Acho que o que faço é evocação, não avaliação. De certa forma, a moda é uma narrativa, e eu apenas estou recontando a história. Então, independentemente do que estou escrevendo, meu objetivo é tentar colocar o leitor lá. Mas como todos agora têm um acesso incrível a tudo, as pessoas dizem que isso destrói o papel do crítico. Isso é provavelmente verdade, porque no minuto em que qualquer coisa está online, há milhares de opiniões sobre ela.

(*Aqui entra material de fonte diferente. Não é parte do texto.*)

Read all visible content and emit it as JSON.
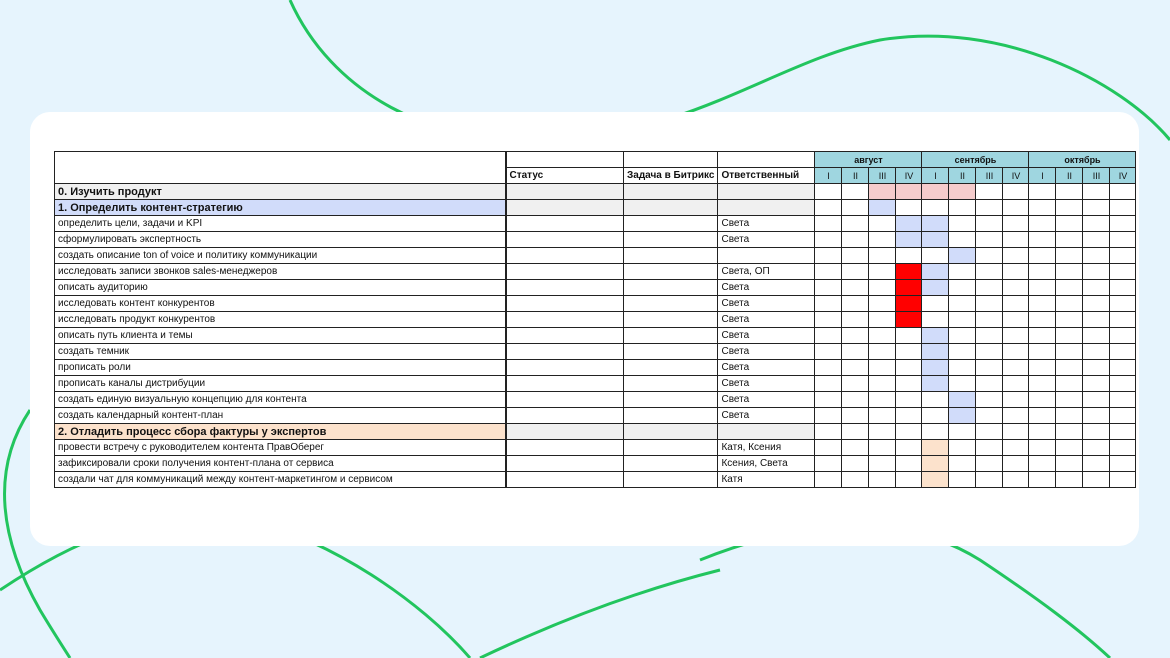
{
  "colors": {
    "background": "#e6f4fd",
    "curve": "#22c55e",
    "card": "#ffffff",
    "header_fill": "#9fd6e0",
    "section_blue": "#d1dcfa",
    "section_orange": "#fce2cc",
    "pink": "#f5cccc",
    "red": "#ff0000",
    "grey": "#f0f0f0"
  },
  "table": {
    "headers": {
      "status": "Статус",
      "bitrix_task": "Задача в Битрикс",
      "responsible": "Ответственный"
    },
    "months": [
      "август",
      "сентябрь",
      "октябрь"
    ],
    "weeks": [
      "I",
      "II",
      "III",
      "IV"
    ],
    "rows": [
      {
        "task": "0. Изучить продукт",
        "responsible": "",
        "kind": "section-grey",
        "cells": [
          "",
          "",
          "pk",
          "pk",
          "pk",
          "pk",
          "",
          "",
          "",
          "",
          "",
          ""
        ]
      },
      {
        "task": "1. Определить контент-стратегию",
        "responsible": "",
        "kind": "section-blue",
        "cells": [
          "",
          "",
          "bl",
          "",
          "",
          "",
          "",
          "",
          "",
          "",
          "",
          ""
        ]
      },
      {
        "task": "определить цели, задачи и KPI",
        "responsible": "Света",
        "kind": "task",
        "cells": [
          "",
          "",
          "",
          "bl",
          "bl",
          "",
          "",
          "",
          "",
          "",
          "",
          ""
        ]
      },
      {
        "task": "сформулировать экспертность",
        "responsible": "Света",
        "kind": "task",
        "cells": [
          "",
          "",
          "",
          "bl",
          "bl",
          "",
          "",
          "",
          "",
          "",
          "",
          ""
        ]
      },
      {
        "task": "создать описание ton of voice и политику коммуникации",
        "responsible": "",
        "kind": "task",
        "cells": [
          "",
          "",
          "",
          "",
          "",
          "bl",
          "",
          "",
          "",
          "",
          "",
          ""
        ]
      },
      {
        "task": "исследовать записи звонков sales-менеджеров",
        "responsible": "Света, ОП",
        "kind": "task",
        "cells": [
          "",
          "",
          "",
          "red",
          "bl",
          "",
          "",
          "",
          "",
          "",
          "",
          ""
        ]
      },
      {
        "task": "описать аудиторию",
        "responsible": "Света",
        "kind": "task",
        "cells": [
          "",
          "",
          "",
          "red",
          "bl",
          "",
          "",
          "",
          "",
          "",
          "",
          ""
        ]
      },
      {
        "task": "исследовать контент конкурентов",
        "responsible": "Света",
        "kind": "task",
        "cells": [
          "",
          "",
          "",
          "red",
          "",
          "",
          "",
          "",
          "",
          "",
          "",
          ""
        ]
      },
      {
        "task": "исследовать продукт конкурентов",
        "responsible": "Света",
        "kind": "task",
        "cells": [
          "",
          "",
          "",
          "red",
          "",
          "",
          "",
          "",
          "",
          "",
          "",
          ""
        ]
      },
      {
        "task": "описать путь клиента и темы",
        "responsible": "Света",
        "kind": "task",
        "cells": [
          "",
          "",
          "",
          "",
          "bl",
          "",
          "",
          "",
          "",
          "",
          "",
          ""
        ]
      },
      {
        "task": "создать темник",
        "responsible": "Света",
        "kind": "task",
        "cells": [
          "",
          "",
          "",
          "",
          "bl",
          "",
          "",
          "",
          "",
          "",
          "",
          ""
        ]
      },
      {
        "task": "прописать роли",
        "responsible": "Света",
        "kind": "task",
        "cells": [
          "",
          "",
          "",
          "",
          "bl",
          "",
          "",
          "",
          "",
          "",
          "",
          ""
        ]
      },
      {
        "task": "прописать каналы дистрибуции",
        "responsible": "Света",
        "kind": "task",
        "cells": [
          "",
          "",
          "",
          "",
          "bl",
          "",
          "",
          "",
          "",
          "",
          "",
          ""
        ]
      },
      {
        "task": "создать единую визуальную концепцию для контента",
        "responsible": "Света",
        "kind": "task",
        "cells": [
          "",
          "",
          "",
          "",
          "",
          "bl",
          "",
          "",
          "",
          "",
          "",
          ""
        ]
      },
      {
        "task": "создать календарный контент-план",
        "responsible": "Света",
        "kind": "task",
        "cells": [
          "",
          "",
          "",
          "",
          "",
          "bl",
          "",
          "",
          "",
          "",
          "",
          ""
        ]
      },
      {
        "task": "2. Отладить процесс сбора фактуры у экспертов",
        "responsible": "",
        "kind": "section-orange",
        "cells": [
          "",
          "",
          "",
          "",
          "",
          "",
          "",
          "",
          "",
          "",
          "",
          ""
        ]
      },
      {
        "task": "провести встречу с руководителем контента ПравОберег",
        "responsible": "Катя, Ксения",
        "kind": "task",
        "cells": [
          "",
          "",
          "",
          "",
          "or",
          "",
          "",
          "",
          "",
          "",
          "",
          ""
        ]
      },
      {
        "task": "зафиксировали сроки получения контент-плана от сервиса",
        "responsible": "Ксения, Света",
        "kind": "task",
        "cells": [
          "",
          "",
          "",
          "",
          "or",
          "",
          "",
          "",
          "",
          "",
          "",
          ""
        ]
      },
      {
        "task": "создали чат для коммуникаций между контент-маркетингом и сервисом",
        "responsible": "Катя",
        "kind": "task",
        "cells": [
          "",
          "",
          "",
          "",
          "or",
          "",
          "",
          "",
          "",
          "",
          "",
          ""
        ]
      }
    ]
  }
}
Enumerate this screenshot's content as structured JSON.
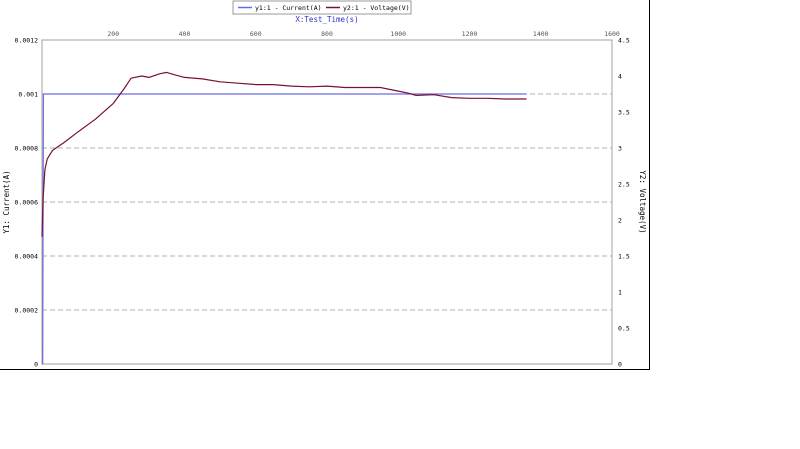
{
  "chart_data": {
    "type": "line",
    "title": "X:Test_Time(s)",
    "xlabel": "X:Test_Time(s)",
    "xlim": [
      0,
      1600
    ],
    "x_ticks": [
      "200",
      "400",
      "600",
      "800",
      "1000",
      "1200",
      "1400",
      "1600"
    ],
    "y1": {
      "label": "Y1: Current(A)",
      "ylim": [
        0,
        0.0012
      ],
      "ticks": [
        "0",
        "0.0002",
        "0.0004",
        "0.0006",
        "0.0008",
        "0.001",
        "0.0012"
      ]
    },
    "y2": {
      "label": "Y2: Voltage(V)",
      "ylim": [
        0,
        4.5
      ],
      "ticks": [
        "0",
        "0.5",
        "1",
        "1.5",
        "2",
        "2.5",
        "3",
        "3.5",
        "4",
        "4.5"
      ]
    },
    "grid": "horizontal dashed at y2 ticks 0.75 V spacing",
    "legend": "top-center",
    "series": [
      {
        "name": "y1:1 - Current(A)",
        "axis": "y1",
        "color": "#6a6ae6",
        "x": [
          0,
          2,
          4,
          6,
          1360
        ],
        "y": [
          0,
          0,
          0.001,
          0.001,
          0.001
        ]
      },
      {
        "name": "y2:1 - Voltage(V)",
        "axis": "y2",
        "color": "#7a1030",
        "x": [
          0,
          3,
          8,
          15,
          30,
          60,
          100,
          150,
          200,
          230,
          250,
          280,
          300,
          330,
          350,
          370,
          400,
          450,
          500,
          550,
          600,
          650,
          700,
          750,
          800,
          850,
          900,
          950,
          1000,
          1030,
          1050,
          1100,
          1150,
          1200,
          1250,
          1300,
          1360
        ],
        "y": [
          1.77,
          2.3,
          2.7,
          2.85,
          2.97,
          3.07,
          3.22,
          3.4,
          3.62,
          3.82,
          3.97,
          4.0,
          3.98,
          4.03,
          4.05,
          4.02,
          3.98,
          3.96,
          3.92,
          3.9,
          3.88,
          3.88,
          3.86,
          3.85,
          3.86,
          3.84,
          3.84,
          3.84,
          3.79,
          3.76,
          3.73,
          3.74,
          3.7,
          3.69,
          3.69,
          3.68,
          3.68
        ]
      }
    ]
  }
}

E a crítica foi substituída pela opinião.
E opiniões polarizadas, nesse caso. Tudo é ‘#perfeição’ ou ‘isso é uma droga!!!’

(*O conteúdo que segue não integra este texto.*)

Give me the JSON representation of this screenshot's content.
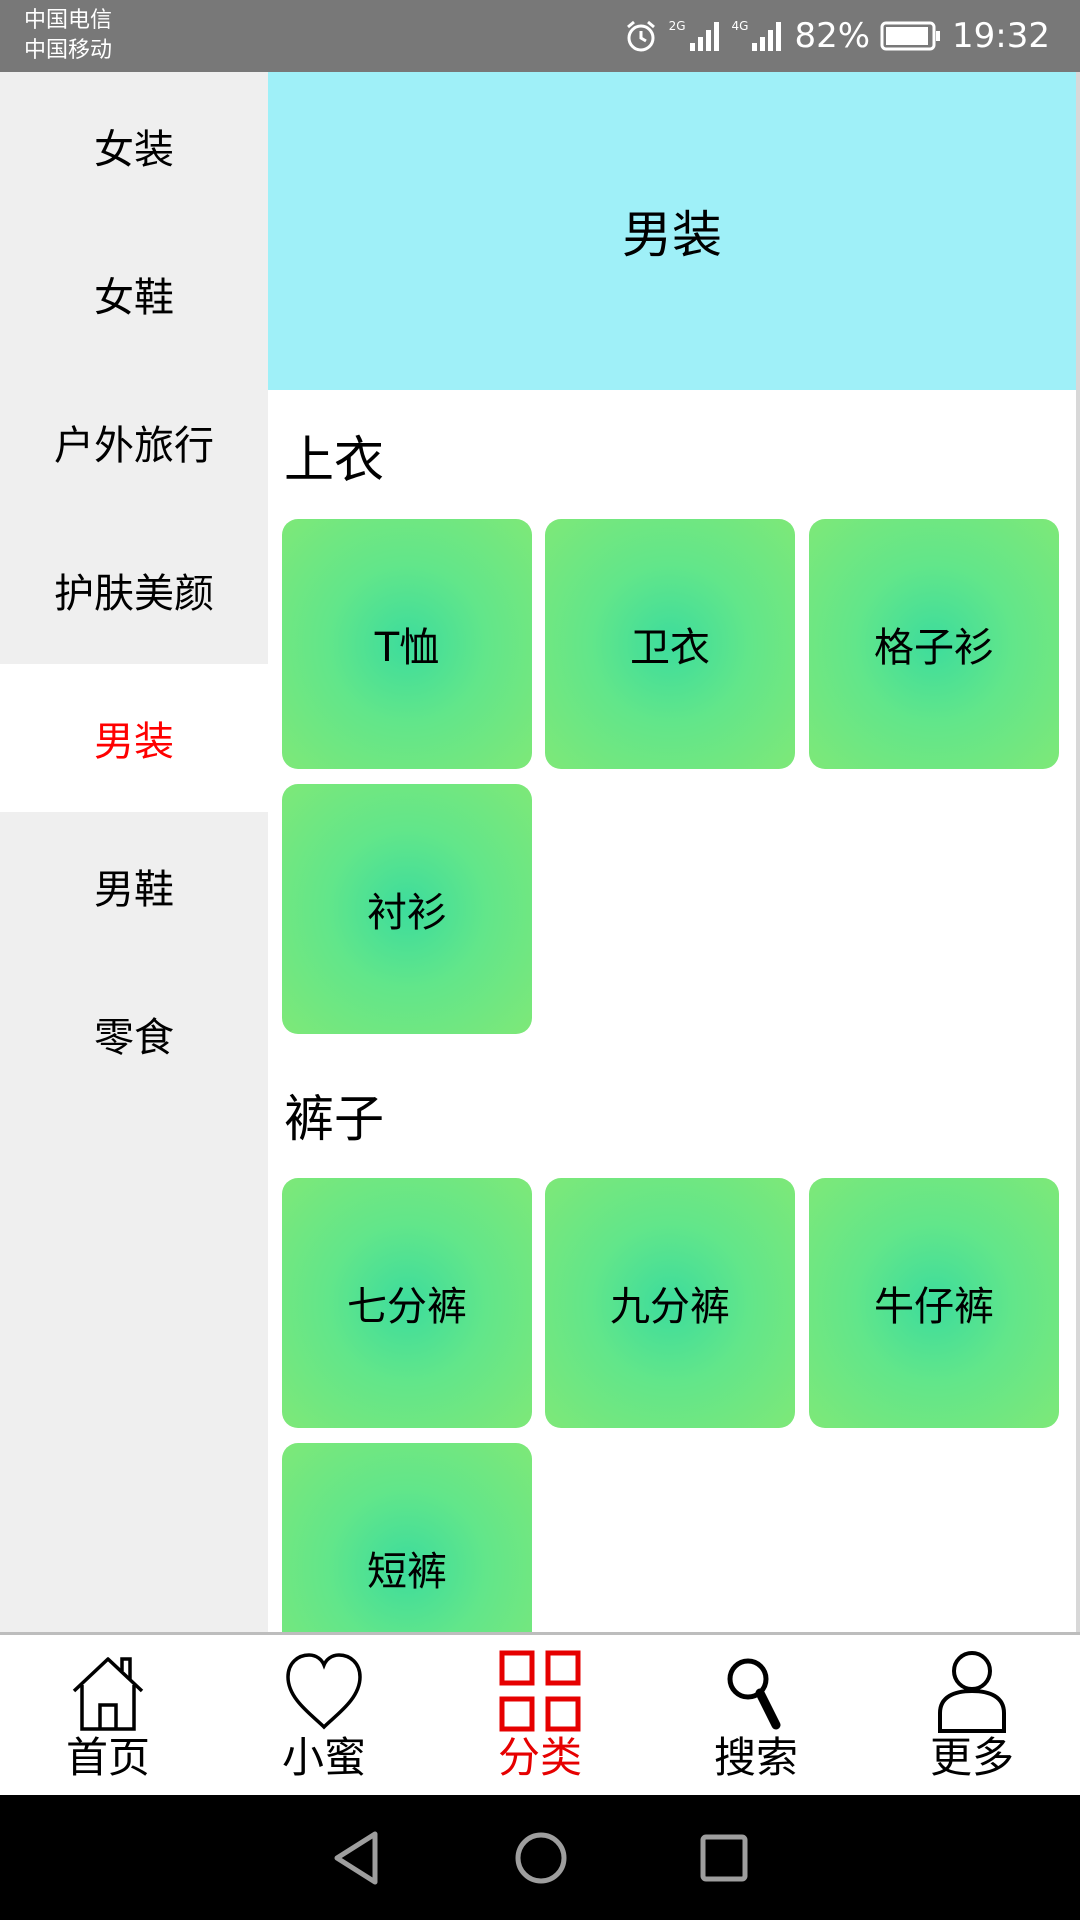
{
  "status_bar": {
    "carrier_1": "中国电信",
    "carrier_2": "中国移动",
    "network_1": "2G",
    "network_2": "4G",
    "battery": "82%",
    "time": "19:32"
  },
  "sidebar": {
    "items": [
      {
        "label": "女装"
      },
      {
        "label": "女鞋"
      },
      {
        "label": "户外旅行"
      },
      {
        "label": "护肤美颜"
      },
      {
        "label": "男装",
        "active": true
      },
      {
        "label": "男鞋"
      },
      {
        "label": "零食"
      }
    ],
    "active_color": "#ff0000"
  },
  "content": {
    "banner_title": "男装",
    "banner_color": "#9ff0f8",
    "sections": [
      {
        "title": "上衣",
        "items": [
          "T恤",
          "卫衣",
          "格子衫",
          "衬衫"
        ]
      },
      {
        "title": "裤子",
        "items": [
          "七分裤",
          "九分裤",
          "牛仔裤",
          "短裤"
        ]
      }
    ]
  },
  "tabbar": {
    "tabs": [
      {
        "label": "首页",
        "icon": "home-icon"
      },
      {
        "label": "小蜜",
        "icon": "heart-icon"
      },
      {
        "label": "分类",
        "icon": "grid-icon",
        "active": true
      },
      {
        "label": "搜索",
        "icon": "search-icon"
      },
      {
        "label": "更多",
        "icon": "user-icon"
      }
    ],
    "active_color": "#e60000"
  },
  "navbar": {
    "buttons": [
      "back-icon",
      "home-circle-icon",
      "recents-icon"
    ]
  }
}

De qualquer forma, a crítica sempre teve conotações estranhas e irônicas. Quando eu estava revisando discos, eu pensava: ‘Mesmo que o disco seja ruim, essas pessoas gastaram seis meses de suas vidas fazendo isso, então quem sou eu para destruí-lo como um peixe?’ Isso é eu sendo falsamente nobre agora – uma total revisão [risos] – porque, obviamente, eu destruía discos com raiva na maior parte do tempo.

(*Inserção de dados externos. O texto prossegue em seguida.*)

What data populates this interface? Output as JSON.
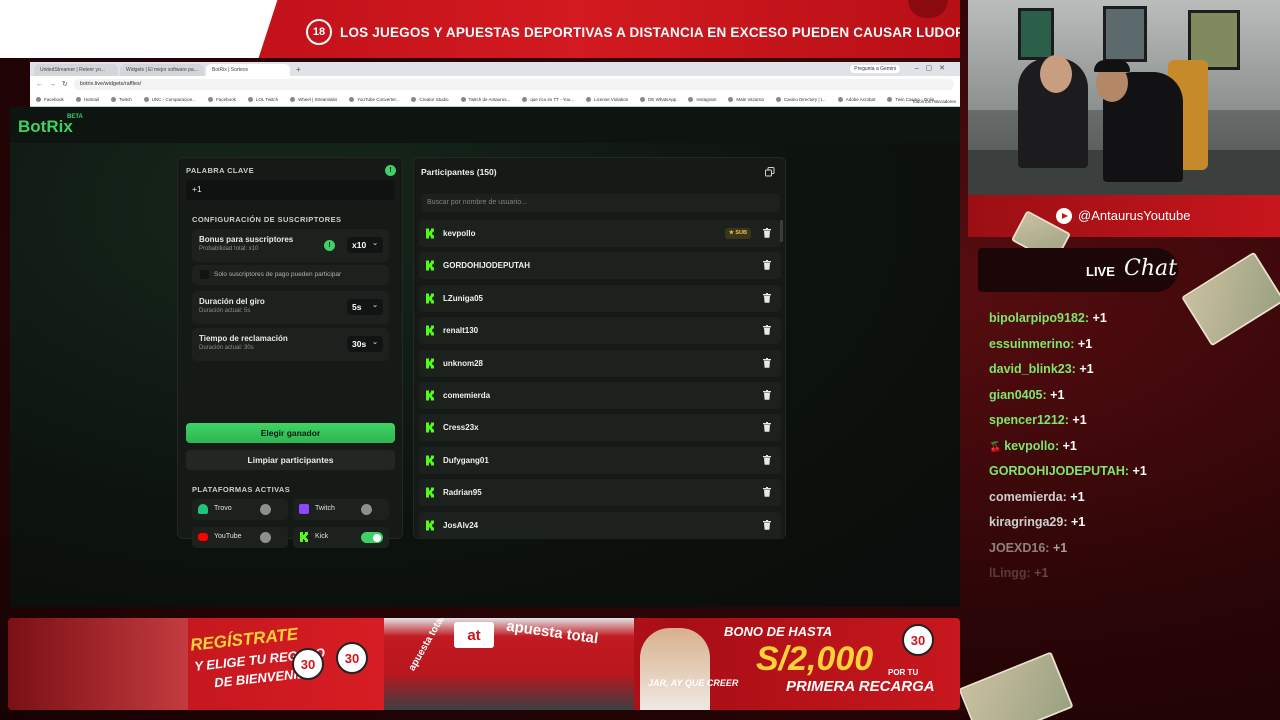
{
  "top_banner": {
    "age_badge": "18",
    "warning": "LOS JUEGOS Y APUESTAS DEPORTIVAS A DISTANCIA EN EXCESO PUEDEN CAUSAR LUDOPATÍA."
  },
  "browser": {
    "tabs": [
      "UnitedStreamer | Retenr yo...",
      "Widgets | El mejor software pa...",
      "BotRix | Sorteos"
    ],
    "new_tab": "+",
    "gemini": "Pregunta a Gemini",
    "url": "botrix.live/widgets/raffles/",
    "bookmarks": [
      "Facebook",
      "Hotmail",
      "Twitch",
      "UNC - Comparacion...",
      "Facebook",
      "LOL Twitch",
      "Wheel | Streamlabs",
      "YouTube Converter...",
      "Creator Studio",
      "Twitch de Antaurus...",
      "que rico es TT - You...",
      "License Violation",
      "DE WhatsApp",
      "Instagram",
      "Male Vazarna",
      "Casino Directory | t...",
      "Adobe Acrobat",
      "Twin Casino - Onlin..."
    ],
    "bookmarks_right": "Todos los marcadores"
  },
  "app": {
    "logo": "BotRix",
    "beta": "BETA",
    "keyword_label": "PALABRA CLAVE",
    "keyword_value": "+1",
    "subs_config_label": "CONFIGURACIÓN DE SUSCRIPTORES",
    "bonus_title": "Bonus para suscriptores",
    "bonus_sub": "Probabilidad total: x10",
    "bonus_value": "x10",
    "paid_only": "Solo suscriptores de pago pueden participar",
    "spin_title": "Duración del giro",
    "spin_sub": "Duración actual: 5s",
    "spin_value": "5s",
    "claim_title": "Tiempo de reclamación",
    "claim_sub": "Duración actual: 30s",
    "claim_value": "30s",
    "choose_winner": "Elegir ganador",
    "clear_participants": "Limpiar participantes",
    "platforms_label": "PLATAFORMAS ACTIVAS",
    "platforms": [
      {
        "name": "Trovo",
        "on": false,
        "color": "#1fc37a"
      },
      {
        "name": "Twitch",
        "on": false,
        "color": "#9146ff"
      },
      {
        "name": "YouTube",
        "on": false,
        "color": "#ff0000"
      },
      {
        "name": "Kick",
        "on": true,
        "color": "#53fc18"
      }
    ],
    "participants_title": "Participantes (150)",
    "search_placeholder": "Buscar por nombre de usuario...",
    "sub_badge": "SUB",
    "participants": [
      "kevpollo",
      "GORDOHIJODEPUTAH",
      "LZuniga05",
      "renalt130",
      "unknom28",
      "comemierda",
      "Cress23x",
      "Dufygang01",
      "Radrian95",
      "JosAlv24"
    ]
  },
  "stream": {
    "yt_handle": "@AntaurusYoutube",
    "live": "LIVE",
    "chat_word": "Chat",
    "messages": [
      {
        "user": "bipolarpipo9182:",
        "text": "+1"
      },
      {
        "user": "essuinmerino:",
        "text": "+1"
      },
      {
        "user": "david_blink23:",
        "text": "+1"
      },
      {
        "user": "gian0405:",
        "text": "+1"
      },
      {
        "user": "spencer1212:",
        "text": "+1"
      },
      {
        "user": "kevpollo:",
        "text": "+1"
      },
      {
        "user": "GORDOHIJODEPUTAH:",
        "text": "+1"
      },
      {
        "user": "comemierda:",
        "text": "+1"
      },
      {
        "user": "kiragringa29:",
        "text": "+1"
      },
      {
        "user": "JOEXD16:",
        "text": "+1"
      },
      {
        "user": "lLingg:",
        "text": "+1"
      }
    ]
  },
  "ad": {
    "register": "REGÍSTRATE",
    "register2": "Y ELIGE TU REGALO",
    "register3": "DE BIENVENIDA",
    "coin_a": "30",
    "coin_b": "30",
    "store_logo": "at",
    "store_sign": "apuesta total",
    "store_sign2": "apuesta total",
    "bono": "BONO DE HASTA",
    "amount": "S/2,000",
    "por": "POR TU",
    "primera": "PRIMERA RECARGA",
    "jar": "JAR, AY QUE CREER",
    "coin_c": "30"
  }
}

Suas resenhas são baseadas em um acúmulo de fatos e conhecimento, ou em instinto?
Bem, eu não faço reportagens; não sou jornalista. Suponho que a resposta mais fácil seria fatos e conhecimento iluminados pela intuição! Claro que há autoridade no conhecimento, se você puder fazer um ponto válido referenciando algo histórico de forma convincente. Mas você não quer soar pedante em uma resenha de desfile de moda.
Você disse que não é jornalista. O que você considera ser?
Boa pergunta. O que eu sou? Um escritor? Um observador de uma cena? É aquela coisa sobre evocação, e essa noção de tentar criar a cena para as pessoas que não estão lá. Obviamente, isso nem sempre funciona. Mas se eu mencionar a trilha sonora, então você tem a música na sua cabeça, e se eu adicionar um detalhe sobre o cabelo das modelos, bem, talvez essa evocação comece a surgir.
Quão importante é para a sua escrita ser acompanhada de elementos visuais?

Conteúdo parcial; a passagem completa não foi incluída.